[XVII.]

Ces pages sur les rapports du roi de Navarre avec les Etats de Béarn sont extraites d'une excellente étude, publiée en 1865 par M. Alphonse Pinède, avocat, sous ce titre: Les Béarnais au temps de Henri IV. (Page [137].)

[XVIII.]

Il est certain que la lettre adressée, le 10 avril 1580, à la reine Marguerite par le roi de Navarre partant pour Cahors, était purement diplomatique. La reine de Navarre connaissait à merveille le projet formé par son mari d'aller se saisir d'une ville sur laquelle il avait, par son mariage, d'incontestables droits; mais il importait, à tous égards, que Marguerite parût avoir ignoré les desseins de son mari, afin surtout de ne pas sembler prendre part à la guerre qui éclatait entre le roi de France et le roi de Navarre. (Page [144].—Le renvoi n'est pas indiqué.)

[XIX.]

Berger de Xivrey a longuement commenté la lettre du roi de Navarre à Madame de Batz sur la prise de Cahors. Après avoir relevé cette qualification: «A ma cosine», employée, dit-il, pour cousine, il poursuit en ces termes:

«Ce titre, que le roi de Navarre donne à Madame de Batz, s'explique aisément par l'extraction illustre de cette dame et par celle de son mari. Bertrande de Montesquiou, femme du baron de Batz, descendait des anciens ducs de Gascogne; Manaud de Batz, troisième fils de Pierre de Batz et de Marguerite de Léaumont, tirait son origine des anciens vicomtes du même pays, dignité dont furent revêtus, pendant le dixième siècle et une partie du onzième, les vicomtes de Lomagne, ancêtres directs des barons de Batz. Les preuves de cette descendance furent vérifiées en 1784 par une commission composée de dom Clément et de dom Poirier, religieux bénédictins; de MM. de Bréquigny et Désormeaux, de l'Académie des inscriptions et belles-lettres; Chérin, généalogiste des ordres du Roi; Ardillier, administrateur général des domaines de la couronne, et Pavillet, premier commis de l'ordre du Saint-Esprit.»

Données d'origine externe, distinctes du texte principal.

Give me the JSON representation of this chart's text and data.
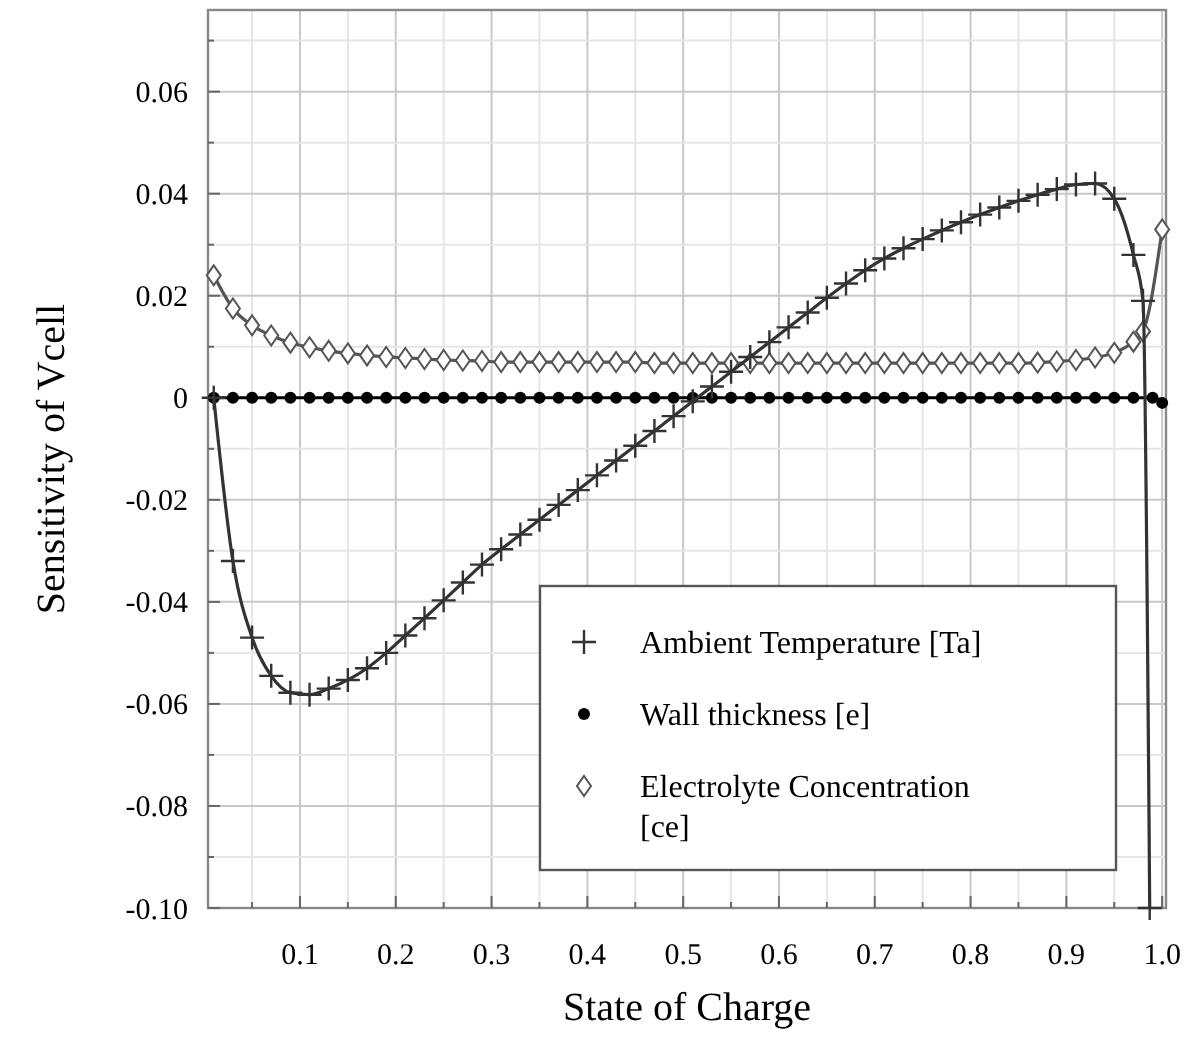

A propos du début de la lettre royale: «Je ne me dépouillerai pas, combien que je sois tout sang et poudre...» Berger de Xivrey fait les remarques suivantes:

«Ces mots, où il n'y a rien d'exagéré, indiquent d'une manière précise la date de cette lettre au moment où finissait le terrible combat de quatre jours, qui venait de réduire Cahors au pouvoir du roi de Navarre. D'Aubigné et Sully ont raconté cet événement avec des détails fort circonstanciés, et néanmoins cette lettre et la suivante ajoutent encore plusieurs notions précieuses à l'Histoire universelle et aux Economies royales. Le journal de Faurin nous apprend que cette lutte acharnée du roi de Navarre et des défenseurs de Cahors dura du samedi 28 mai au mardi 31. C'est donc le 31 au soir que dut être écrite cette lettre à Madame de Batz. La prise de Cahors est un événement capital dans l'histoire du roi de Navarre et de son parti. «En toutes ses autres actions, dit Davila, ayant rendu des preuves de sa vivacité merveilleuse, il donna en celle-ci autant d'étonnement à ses gens que de terreur à ses ennemis, leur faisant connaître à quel point il était vaillant et hardi dans les combats.»